Holiday shopping change deferred by council

Last Updated: Wednesday, May 12, 2010 | 7:06 PM ET

Under the current bylaws only certain Toronto retailers, including the Eaton Centre, are allowed to open on statutory holidays. Council is debating whether to allow other retailers to open on those days.Under the current bylaws only certain Toronto retailers, including the Eaton Centre, are allowed to open on statutory holidays. Council is debating whether to allow other retailers to open on those days. (Darren Calabrese/Canadian Press)

After a lengthy debate, Toronto city council has decided to maintain the status quo when it comes to shopping on statutory holidays.

Under the existing bylaw, only certain Toronto retailers, including the Eaton Centre and parts of Yonge Street, are allowed to open on statutory holidays. Council debated on Wednesday whether to allow other retailers to open on those days.

Instead of making a change, council decided it needs more time to study the bylaw and opted to defer the decision.
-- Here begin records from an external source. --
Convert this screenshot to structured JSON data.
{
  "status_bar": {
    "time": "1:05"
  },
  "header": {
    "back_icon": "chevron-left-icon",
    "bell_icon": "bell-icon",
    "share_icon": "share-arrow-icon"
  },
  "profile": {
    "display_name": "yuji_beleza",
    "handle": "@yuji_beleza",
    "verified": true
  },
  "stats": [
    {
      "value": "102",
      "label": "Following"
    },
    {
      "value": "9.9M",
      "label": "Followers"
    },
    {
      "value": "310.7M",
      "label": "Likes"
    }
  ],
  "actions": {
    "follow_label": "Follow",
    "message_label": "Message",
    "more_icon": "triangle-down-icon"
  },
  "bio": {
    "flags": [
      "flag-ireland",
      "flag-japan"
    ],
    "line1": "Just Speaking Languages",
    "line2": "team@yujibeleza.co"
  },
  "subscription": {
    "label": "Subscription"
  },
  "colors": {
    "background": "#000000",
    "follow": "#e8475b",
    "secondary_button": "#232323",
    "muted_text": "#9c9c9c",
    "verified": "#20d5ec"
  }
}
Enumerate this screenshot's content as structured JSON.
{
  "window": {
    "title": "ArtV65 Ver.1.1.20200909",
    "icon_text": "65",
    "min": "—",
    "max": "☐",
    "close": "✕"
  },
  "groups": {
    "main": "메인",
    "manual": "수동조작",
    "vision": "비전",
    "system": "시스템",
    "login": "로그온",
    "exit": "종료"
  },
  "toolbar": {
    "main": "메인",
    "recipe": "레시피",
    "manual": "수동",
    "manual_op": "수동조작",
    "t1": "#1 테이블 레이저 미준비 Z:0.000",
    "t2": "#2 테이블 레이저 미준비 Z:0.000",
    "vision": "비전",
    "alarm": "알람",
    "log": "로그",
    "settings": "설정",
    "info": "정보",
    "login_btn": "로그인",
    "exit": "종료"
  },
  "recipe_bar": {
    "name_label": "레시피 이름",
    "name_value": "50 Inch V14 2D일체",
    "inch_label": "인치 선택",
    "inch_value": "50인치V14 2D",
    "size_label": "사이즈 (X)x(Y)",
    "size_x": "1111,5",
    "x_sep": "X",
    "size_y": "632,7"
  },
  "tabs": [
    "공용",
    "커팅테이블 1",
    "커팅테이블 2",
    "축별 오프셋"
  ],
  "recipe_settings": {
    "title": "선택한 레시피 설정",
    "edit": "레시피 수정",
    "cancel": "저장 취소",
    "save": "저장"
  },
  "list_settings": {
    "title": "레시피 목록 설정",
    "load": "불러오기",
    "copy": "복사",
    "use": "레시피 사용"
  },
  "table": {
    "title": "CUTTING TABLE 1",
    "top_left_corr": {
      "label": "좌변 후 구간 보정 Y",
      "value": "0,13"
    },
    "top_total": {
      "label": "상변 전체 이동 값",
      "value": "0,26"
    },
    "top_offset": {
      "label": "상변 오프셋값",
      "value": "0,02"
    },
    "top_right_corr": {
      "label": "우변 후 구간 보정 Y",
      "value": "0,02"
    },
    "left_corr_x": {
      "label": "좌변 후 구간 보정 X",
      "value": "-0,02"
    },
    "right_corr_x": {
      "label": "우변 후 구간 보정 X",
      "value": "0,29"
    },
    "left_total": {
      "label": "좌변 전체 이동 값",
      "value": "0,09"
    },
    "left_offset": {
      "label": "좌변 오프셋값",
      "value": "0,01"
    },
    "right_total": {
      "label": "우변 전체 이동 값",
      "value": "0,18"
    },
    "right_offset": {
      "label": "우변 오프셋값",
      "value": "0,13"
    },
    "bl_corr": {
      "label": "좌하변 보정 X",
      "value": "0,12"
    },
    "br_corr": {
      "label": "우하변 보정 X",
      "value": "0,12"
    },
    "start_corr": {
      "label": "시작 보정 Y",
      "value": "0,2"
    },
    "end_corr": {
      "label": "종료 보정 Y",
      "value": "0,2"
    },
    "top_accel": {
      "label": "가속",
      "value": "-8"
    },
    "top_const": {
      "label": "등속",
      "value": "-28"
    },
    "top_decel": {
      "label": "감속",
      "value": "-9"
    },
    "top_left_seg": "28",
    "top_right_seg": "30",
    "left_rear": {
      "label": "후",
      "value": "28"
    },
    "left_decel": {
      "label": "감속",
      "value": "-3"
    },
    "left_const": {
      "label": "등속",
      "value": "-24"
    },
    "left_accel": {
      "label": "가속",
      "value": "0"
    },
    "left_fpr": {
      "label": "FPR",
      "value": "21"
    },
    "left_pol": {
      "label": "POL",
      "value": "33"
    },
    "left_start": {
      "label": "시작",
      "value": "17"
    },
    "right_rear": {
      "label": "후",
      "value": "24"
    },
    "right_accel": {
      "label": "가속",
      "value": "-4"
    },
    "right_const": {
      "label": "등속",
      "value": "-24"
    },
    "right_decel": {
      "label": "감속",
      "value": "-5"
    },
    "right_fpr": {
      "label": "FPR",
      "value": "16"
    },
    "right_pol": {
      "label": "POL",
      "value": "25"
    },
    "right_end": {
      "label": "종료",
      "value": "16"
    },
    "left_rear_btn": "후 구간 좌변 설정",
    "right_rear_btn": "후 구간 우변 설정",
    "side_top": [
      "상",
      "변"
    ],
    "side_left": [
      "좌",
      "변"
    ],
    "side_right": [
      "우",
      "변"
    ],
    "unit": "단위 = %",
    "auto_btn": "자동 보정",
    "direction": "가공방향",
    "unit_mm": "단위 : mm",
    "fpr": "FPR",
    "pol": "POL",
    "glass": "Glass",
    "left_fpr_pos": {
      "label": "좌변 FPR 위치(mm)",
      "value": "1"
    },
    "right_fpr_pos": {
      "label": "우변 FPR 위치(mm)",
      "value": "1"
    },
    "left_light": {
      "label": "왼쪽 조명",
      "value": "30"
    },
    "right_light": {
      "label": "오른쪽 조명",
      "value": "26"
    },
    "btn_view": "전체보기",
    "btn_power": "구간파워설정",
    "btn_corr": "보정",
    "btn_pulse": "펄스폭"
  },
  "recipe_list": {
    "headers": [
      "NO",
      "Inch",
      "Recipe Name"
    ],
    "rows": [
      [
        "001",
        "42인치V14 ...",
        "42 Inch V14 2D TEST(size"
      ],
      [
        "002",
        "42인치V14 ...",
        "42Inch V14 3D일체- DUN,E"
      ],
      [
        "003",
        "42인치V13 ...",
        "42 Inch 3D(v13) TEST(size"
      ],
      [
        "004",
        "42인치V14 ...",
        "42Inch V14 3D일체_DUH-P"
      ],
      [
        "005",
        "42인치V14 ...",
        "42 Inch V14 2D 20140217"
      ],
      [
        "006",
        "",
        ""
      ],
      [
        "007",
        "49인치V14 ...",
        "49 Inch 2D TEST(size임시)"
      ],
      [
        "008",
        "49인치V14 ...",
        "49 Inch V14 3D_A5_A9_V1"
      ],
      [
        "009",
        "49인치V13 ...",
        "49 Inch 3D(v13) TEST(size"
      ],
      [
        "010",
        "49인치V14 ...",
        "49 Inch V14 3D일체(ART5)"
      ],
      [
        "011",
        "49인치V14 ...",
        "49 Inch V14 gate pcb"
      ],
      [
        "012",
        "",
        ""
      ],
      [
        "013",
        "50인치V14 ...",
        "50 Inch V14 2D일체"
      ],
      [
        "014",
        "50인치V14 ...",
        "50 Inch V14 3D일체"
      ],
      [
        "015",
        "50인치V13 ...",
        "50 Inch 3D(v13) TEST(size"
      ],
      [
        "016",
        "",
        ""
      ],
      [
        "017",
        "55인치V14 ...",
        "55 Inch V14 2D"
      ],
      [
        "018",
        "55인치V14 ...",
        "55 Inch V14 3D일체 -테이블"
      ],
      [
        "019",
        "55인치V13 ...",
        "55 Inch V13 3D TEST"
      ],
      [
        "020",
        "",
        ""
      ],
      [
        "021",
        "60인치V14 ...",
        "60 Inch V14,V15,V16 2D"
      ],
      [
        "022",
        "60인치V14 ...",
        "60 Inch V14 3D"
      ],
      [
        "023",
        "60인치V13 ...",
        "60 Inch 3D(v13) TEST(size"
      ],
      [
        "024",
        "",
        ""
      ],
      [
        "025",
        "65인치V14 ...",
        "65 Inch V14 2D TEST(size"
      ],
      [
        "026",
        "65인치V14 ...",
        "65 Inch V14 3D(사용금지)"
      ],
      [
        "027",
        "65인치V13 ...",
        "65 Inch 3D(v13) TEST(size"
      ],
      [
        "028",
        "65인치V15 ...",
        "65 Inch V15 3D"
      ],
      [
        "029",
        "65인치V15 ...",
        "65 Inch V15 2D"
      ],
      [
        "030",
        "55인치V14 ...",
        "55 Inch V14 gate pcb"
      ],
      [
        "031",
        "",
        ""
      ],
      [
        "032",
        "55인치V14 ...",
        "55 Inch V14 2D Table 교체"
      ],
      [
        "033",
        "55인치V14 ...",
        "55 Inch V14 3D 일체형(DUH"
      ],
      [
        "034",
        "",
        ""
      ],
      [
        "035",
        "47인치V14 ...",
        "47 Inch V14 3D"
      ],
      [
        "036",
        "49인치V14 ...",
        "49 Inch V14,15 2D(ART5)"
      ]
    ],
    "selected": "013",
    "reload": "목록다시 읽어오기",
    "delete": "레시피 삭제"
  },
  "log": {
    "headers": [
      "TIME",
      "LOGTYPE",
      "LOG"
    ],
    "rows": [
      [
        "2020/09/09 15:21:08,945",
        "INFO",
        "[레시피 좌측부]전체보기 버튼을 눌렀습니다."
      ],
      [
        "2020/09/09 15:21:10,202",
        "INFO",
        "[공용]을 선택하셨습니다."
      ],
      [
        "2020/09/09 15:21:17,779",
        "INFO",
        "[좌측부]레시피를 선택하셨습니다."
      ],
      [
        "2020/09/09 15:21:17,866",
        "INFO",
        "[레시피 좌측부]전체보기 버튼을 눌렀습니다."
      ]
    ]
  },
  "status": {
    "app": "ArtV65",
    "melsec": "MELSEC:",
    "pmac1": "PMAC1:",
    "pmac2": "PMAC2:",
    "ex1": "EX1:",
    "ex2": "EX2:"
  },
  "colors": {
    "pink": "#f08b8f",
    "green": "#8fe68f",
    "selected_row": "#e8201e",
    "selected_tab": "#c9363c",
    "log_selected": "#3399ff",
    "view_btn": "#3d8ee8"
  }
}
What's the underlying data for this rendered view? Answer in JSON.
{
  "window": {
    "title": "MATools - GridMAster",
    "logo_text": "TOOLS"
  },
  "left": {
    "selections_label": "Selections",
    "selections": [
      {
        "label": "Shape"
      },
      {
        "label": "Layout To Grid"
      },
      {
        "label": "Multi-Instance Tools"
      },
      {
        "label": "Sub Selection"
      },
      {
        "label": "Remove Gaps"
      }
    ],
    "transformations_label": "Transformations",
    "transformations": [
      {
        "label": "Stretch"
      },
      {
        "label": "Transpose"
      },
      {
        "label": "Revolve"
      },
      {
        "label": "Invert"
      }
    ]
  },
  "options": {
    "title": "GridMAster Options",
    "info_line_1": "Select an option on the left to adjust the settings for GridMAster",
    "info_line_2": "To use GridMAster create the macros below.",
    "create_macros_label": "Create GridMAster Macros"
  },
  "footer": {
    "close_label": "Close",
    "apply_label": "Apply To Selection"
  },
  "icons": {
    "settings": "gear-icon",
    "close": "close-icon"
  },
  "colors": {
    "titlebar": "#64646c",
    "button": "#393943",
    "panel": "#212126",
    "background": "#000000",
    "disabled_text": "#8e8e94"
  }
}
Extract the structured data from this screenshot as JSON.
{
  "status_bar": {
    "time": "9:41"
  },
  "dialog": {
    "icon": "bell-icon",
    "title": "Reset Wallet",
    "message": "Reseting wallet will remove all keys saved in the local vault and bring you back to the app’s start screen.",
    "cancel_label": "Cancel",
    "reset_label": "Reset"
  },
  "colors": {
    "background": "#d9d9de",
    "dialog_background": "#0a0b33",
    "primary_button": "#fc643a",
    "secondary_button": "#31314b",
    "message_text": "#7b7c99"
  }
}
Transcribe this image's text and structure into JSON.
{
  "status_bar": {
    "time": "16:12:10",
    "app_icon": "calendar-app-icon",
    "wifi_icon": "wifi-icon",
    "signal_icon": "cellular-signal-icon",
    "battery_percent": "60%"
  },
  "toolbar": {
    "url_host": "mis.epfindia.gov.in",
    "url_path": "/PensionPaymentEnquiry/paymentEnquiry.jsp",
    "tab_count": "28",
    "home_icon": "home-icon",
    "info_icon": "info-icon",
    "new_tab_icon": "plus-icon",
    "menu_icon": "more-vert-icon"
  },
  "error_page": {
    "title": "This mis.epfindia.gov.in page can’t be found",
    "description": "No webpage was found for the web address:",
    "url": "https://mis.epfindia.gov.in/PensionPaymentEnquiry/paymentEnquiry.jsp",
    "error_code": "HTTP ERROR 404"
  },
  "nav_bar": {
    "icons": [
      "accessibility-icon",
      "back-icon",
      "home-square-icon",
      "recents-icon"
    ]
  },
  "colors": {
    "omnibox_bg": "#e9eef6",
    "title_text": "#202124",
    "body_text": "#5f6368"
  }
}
After sailing through the economic development committee, it looked like the proposal had a real chance. Then a strongly worded letter from the Canadian Auto Workers was circulated urging council to reject it.

The CAW says the plan is driven by the retail sector and has not offered workers a chance to be heard.

Ian Cameron speaks for hundreds CAW workers at Metro and Sobeys supermarkets.

Cameron worries that employees will be forced to work on holidays.

"If [management] wants a part-time kid to work and he won't work, management will just say to him 'fine, I don't have any hours next week,'" said Cameron. "[Workers] don't want it, they want their days off. It's the only days they are guaranteed off and they want them. They want to be able to spend Christmas with their families."

Others had so-called "family values" concerns, arguing holidays like Christmas and Easter are for family, not shopping.

For city staff who supported the plan, it was about fairness and allowing all business owners to open when they want, particularly those who don't observe Christian holdays.

Now the move to allow holiday store openings has gone back to the drawing board, with instructions for council to consult more deeply with workers.

For retiring councillor Kyle Rae, a proponent of the idea, the decision to defer is a step backward. Rae says this will just allow an unfair retail situation to continue.

"Toronto is conservative and doesn't want to change," he said.